Villa Clooney: arriva l'esercito

Nelle acque del lago antistanti Villa Oleandra, proprietà del celebre attore americano, sono state trovate bombe e granate risalenti alla seconda guerra mondiale. Mercoledi interverranno le squadre speciali di Esercito e Marina per disinnescare gli ordigni. Ordinato lo sgombero di tutte le case della zona

Como - Laglio sta per essere invasa dai soldati. L'obiettivo è la villa di George Clooney sul lago di Como. Entreranno in azione squadre speciali di guastatori della Marina e dell'Esercito. Si tratta di un'operazione estremamente delicata. Ha a che fare con la "storia" ma non è un film di Hollywood né uno spot pubblicitario.

Trovati ordigni bellici Mercoledì le squadre speciali di esercito e marina militare saranno impegnate a disinnescare le bombe, residuati della seconda guerra mondiale che riposano sul fondo del lago di Como, nel comune di Laglio, proprio nelle acque antistanti Villa Oleandra, la residenza comasca di George Clooney. Lo comunica la prefettura di Como.

Le armi trovate La stessa prefettura aveva condotto l’8 e il 9 marzo 2010, con i militari dell’esercito e della marina militare, un’ispezione, individuando così 4 granate di medio calibro, 4 spolette per granate di medio calibro, una bomba da mortaio e 3 piastre per bomba d’aereo, raggruppati a 14 metri di profondità per le successive operazioni di disinnesco e distruzione.

La bonifica La riunione tecnica del 22 marzo in prefettura ha poi fissato per mercoledì 28 aprile le operazioni di bonifica del materiale esplosivo, che saranno curate da unità specializzate della marina militare, Nucleo Sdai di La Spezia, e dell’esercito, Decimo reggimento genio guastatori di Cremona. Gli ordigni recuperati saranno poi destinati alla cava di Pusiano.

Misure di sicurezza Il prefetto della provincia di Como, Michele Tortora, ha emanato un’ordinanza dove sono previste speciali misure di sicurezza.

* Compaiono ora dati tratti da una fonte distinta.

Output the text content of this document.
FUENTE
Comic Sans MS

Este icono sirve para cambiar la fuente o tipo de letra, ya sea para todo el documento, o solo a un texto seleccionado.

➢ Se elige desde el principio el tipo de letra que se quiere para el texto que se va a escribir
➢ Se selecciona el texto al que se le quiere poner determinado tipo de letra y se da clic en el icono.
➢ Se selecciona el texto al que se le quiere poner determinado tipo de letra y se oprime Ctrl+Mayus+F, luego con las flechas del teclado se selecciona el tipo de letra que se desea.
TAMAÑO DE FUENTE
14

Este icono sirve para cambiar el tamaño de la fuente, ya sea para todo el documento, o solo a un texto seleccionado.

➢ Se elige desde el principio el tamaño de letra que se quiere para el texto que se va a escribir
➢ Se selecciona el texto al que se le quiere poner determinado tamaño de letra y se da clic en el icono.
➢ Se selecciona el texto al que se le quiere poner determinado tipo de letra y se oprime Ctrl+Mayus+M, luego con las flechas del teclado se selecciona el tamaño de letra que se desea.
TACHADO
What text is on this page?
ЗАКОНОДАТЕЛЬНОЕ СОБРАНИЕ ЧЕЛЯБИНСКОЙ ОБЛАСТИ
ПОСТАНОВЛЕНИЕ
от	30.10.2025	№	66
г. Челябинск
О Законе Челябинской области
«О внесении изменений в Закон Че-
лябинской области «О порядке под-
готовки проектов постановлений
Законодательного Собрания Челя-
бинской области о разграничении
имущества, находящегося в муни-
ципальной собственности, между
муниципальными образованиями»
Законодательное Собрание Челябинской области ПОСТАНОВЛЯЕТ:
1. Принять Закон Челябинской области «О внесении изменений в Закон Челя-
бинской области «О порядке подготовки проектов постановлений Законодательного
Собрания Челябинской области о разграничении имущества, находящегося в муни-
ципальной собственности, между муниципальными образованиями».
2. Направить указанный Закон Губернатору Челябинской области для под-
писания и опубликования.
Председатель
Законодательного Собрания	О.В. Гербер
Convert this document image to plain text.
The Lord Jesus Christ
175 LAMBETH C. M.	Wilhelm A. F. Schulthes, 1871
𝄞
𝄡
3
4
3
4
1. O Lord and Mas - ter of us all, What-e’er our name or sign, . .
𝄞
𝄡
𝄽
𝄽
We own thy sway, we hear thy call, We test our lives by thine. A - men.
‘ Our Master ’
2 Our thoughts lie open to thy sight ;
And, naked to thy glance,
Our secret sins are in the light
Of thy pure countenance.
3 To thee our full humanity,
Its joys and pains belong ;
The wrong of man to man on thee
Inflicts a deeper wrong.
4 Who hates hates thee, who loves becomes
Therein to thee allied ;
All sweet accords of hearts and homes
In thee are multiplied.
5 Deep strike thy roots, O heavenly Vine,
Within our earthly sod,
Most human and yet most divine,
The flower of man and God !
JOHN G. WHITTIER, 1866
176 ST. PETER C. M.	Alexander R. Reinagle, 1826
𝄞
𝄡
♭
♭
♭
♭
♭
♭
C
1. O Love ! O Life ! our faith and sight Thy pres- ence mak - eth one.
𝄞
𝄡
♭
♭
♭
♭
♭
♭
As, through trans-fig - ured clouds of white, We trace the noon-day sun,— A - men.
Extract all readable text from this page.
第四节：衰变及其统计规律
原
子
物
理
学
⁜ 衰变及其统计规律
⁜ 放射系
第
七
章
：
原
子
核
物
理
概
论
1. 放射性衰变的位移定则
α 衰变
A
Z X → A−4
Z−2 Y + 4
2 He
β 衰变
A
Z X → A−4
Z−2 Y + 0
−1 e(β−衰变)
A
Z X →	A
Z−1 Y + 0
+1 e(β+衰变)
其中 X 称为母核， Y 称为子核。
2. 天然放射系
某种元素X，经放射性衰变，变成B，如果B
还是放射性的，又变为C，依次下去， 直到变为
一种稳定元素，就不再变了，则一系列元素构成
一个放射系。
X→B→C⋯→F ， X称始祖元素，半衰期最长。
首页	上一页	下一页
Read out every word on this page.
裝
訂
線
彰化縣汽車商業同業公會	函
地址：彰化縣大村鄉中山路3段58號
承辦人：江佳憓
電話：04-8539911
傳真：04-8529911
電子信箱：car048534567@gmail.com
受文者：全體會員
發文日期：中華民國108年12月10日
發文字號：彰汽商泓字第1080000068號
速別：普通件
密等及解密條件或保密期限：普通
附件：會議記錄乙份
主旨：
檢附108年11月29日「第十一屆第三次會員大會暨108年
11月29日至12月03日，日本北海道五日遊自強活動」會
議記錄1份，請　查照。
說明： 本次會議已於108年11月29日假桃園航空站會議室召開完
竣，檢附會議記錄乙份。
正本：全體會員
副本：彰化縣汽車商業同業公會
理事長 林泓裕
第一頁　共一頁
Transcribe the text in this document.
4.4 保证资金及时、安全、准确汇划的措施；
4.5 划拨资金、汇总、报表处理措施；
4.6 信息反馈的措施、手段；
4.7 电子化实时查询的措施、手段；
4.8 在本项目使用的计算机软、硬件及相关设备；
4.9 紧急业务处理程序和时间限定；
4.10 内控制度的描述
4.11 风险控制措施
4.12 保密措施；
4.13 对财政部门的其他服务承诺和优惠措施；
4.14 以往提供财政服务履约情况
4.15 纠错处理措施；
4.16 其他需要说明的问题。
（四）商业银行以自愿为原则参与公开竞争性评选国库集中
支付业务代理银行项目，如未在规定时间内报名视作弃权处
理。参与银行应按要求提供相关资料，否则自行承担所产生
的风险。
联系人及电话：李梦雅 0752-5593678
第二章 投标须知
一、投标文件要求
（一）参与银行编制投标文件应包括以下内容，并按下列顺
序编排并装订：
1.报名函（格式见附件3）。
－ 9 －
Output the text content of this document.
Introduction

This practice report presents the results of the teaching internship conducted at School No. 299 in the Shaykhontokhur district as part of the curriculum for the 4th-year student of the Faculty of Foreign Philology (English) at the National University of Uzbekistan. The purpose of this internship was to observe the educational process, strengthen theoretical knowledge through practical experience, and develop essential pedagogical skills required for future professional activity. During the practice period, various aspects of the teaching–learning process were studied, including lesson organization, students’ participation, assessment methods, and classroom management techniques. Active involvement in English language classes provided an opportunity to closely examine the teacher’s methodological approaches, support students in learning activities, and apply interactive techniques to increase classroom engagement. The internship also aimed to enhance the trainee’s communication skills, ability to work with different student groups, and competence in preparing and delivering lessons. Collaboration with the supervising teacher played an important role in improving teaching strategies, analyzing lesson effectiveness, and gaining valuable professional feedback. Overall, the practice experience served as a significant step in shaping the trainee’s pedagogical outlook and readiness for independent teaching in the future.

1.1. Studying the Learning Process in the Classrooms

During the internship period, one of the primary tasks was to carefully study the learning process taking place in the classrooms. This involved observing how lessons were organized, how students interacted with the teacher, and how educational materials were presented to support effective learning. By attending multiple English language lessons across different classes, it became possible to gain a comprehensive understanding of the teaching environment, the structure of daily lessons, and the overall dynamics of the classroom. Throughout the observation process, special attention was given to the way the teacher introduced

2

In particolare, "l’interdizione di ogni tipo di navigazione di superficie, di ogni tipo di immersione e di ogni attività di balneazione intorno al sito di brillamento per un raggio di 100 metri dall’area interessata alle operazioni di bonifica, mercoledì 28 aprile 2010; l’interdizione, per un raggio di 100 metri e per tutta la durata delle operazioni di brillamento, del transito e dello stazionamento all’interno dell’area operativa individuata dal personale del Decimo reggimento genio guastatori di Cremona presso la cava sita nel comune di Pusiano". La prefettura comunque rassicura: "Le operazioni di bonifica riguarderanno un complesso di ordigni esplosivi che, per quantità e tipologia, risulta essere assai ridotto rispetto agli interventi di brillamento disposti nel recente passato".